Osborne fails to defuse tax timebomb
GOVERNMENT finances are still stuck on an unsustainable path despite chancellor George Osborne’s efforts to cut the budget deficit, the Office for Budget Responsibility (OBR) warned yesterday.
The aging population means rising healthcare costs could cripple the state over the next 50 years unless the next government is prepared to implement an extra £17bn of spending cuts or tax rises in 2017, the independent analysts said.
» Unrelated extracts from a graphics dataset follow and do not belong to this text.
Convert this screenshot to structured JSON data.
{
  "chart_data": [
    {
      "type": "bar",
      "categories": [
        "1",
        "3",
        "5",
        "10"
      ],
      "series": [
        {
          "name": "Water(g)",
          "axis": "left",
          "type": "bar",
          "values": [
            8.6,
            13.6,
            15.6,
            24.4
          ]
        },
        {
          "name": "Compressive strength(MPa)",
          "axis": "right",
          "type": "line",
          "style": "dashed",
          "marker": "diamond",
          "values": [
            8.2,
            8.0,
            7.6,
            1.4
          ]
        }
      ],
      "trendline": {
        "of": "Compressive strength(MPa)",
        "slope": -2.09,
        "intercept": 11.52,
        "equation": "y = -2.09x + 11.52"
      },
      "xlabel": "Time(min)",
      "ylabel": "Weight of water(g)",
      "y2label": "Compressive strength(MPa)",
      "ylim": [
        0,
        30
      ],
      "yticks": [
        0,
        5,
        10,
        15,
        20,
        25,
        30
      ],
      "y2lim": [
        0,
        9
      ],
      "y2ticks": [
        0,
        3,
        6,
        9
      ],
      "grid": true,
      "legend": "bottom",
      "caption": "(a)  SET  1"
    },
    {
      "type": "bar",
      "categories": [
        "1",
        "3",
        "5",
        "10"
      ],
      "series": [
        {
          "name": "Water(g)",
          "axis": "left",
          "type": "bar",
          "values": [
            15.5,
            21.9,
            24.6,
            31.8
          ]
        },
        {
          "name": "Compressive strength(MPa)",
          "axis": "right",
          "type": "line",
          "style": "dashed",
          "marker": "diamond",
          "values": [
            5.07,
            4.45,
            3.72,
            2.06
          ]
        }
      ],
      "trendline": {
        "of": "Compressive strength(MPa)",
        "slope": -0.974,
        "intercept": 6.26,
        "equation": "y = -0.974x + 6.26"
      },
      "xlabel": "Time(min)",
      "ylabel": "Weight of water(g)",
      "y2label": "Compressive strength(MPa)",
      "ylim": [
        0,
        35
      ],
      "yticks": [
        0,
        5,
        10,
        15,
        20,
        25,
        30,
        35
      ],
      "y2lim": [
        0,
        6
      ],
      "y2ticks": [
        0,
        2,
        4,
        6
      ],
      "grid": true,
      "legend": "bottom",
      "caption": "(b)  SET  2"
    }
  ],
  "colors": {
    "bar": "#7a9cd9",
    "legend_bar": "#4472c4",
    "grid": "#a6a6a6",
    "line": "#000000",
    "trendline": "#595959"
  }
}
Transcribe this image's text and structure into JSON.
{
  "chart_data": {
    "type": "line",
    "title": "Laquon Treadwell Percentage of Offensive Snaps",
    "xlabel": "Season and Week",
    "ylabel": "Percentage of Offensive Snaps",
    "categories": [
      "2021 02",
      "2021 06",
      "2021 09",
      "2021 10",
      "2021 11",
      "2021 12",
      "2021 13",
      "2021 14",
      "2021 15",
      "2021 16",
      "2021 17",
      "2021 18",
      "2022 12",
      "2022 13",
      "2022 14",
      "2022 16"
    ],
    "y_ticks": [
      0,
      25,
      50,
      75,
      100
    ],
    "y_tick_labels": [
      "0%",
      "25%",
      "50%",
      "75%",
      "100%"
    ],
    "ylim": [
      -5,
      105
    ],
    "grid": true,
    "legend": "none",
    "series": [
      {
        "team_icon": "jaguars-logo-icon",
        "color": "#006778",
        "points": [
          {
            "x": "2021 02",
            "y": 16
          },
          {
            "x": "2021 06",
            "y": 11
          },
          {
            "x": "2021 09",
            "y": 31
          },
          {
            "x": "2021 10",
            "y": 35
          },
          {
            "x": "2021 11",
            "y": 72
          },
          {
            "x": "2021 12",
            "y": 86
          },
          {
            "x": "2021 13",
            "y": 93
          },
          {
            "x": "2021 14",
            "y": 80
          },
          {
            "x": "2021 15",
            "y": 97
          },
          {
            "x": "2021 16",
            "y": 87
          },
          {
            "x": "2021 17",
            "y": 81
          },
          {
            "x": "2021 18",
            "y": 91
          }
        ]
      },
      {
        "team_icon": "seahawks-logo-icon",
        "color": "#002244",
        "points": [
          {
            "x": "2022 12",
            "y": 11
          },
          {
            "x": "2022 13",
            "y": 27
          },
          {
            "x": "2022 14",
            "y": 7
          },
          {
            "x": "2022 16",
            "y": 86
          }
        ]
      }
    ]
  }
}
And if governments delay this extra squeeze further, finances will deteriorate and debt interest payments rise until a future government is forced to deal with the problem – meaning the shock will be sharper the longer the government waits.
The current deficit reduction plan should mean the government will run a primary budget surplus for much of the 2020s – that is, before debt interest payments are taken into account – but will plunge back into deficit in the 2030s.
Without further changes, the national debt will rise to almost 90 per cent of GDP by 2060-61, according to the OBR’s central forecast.
Much of the problem comes because 26 per cent of the population will be over 65 years old in 2061, compared with just 17 per cent now, adding substantially to medical and care bills. However, the report did note that coalition reforms have reduced the burden of state sector pensions – by changing the uprating of pensions to use the consumer price index measure of inflation, not the higher retail price index, the government has saved roughly £126bn.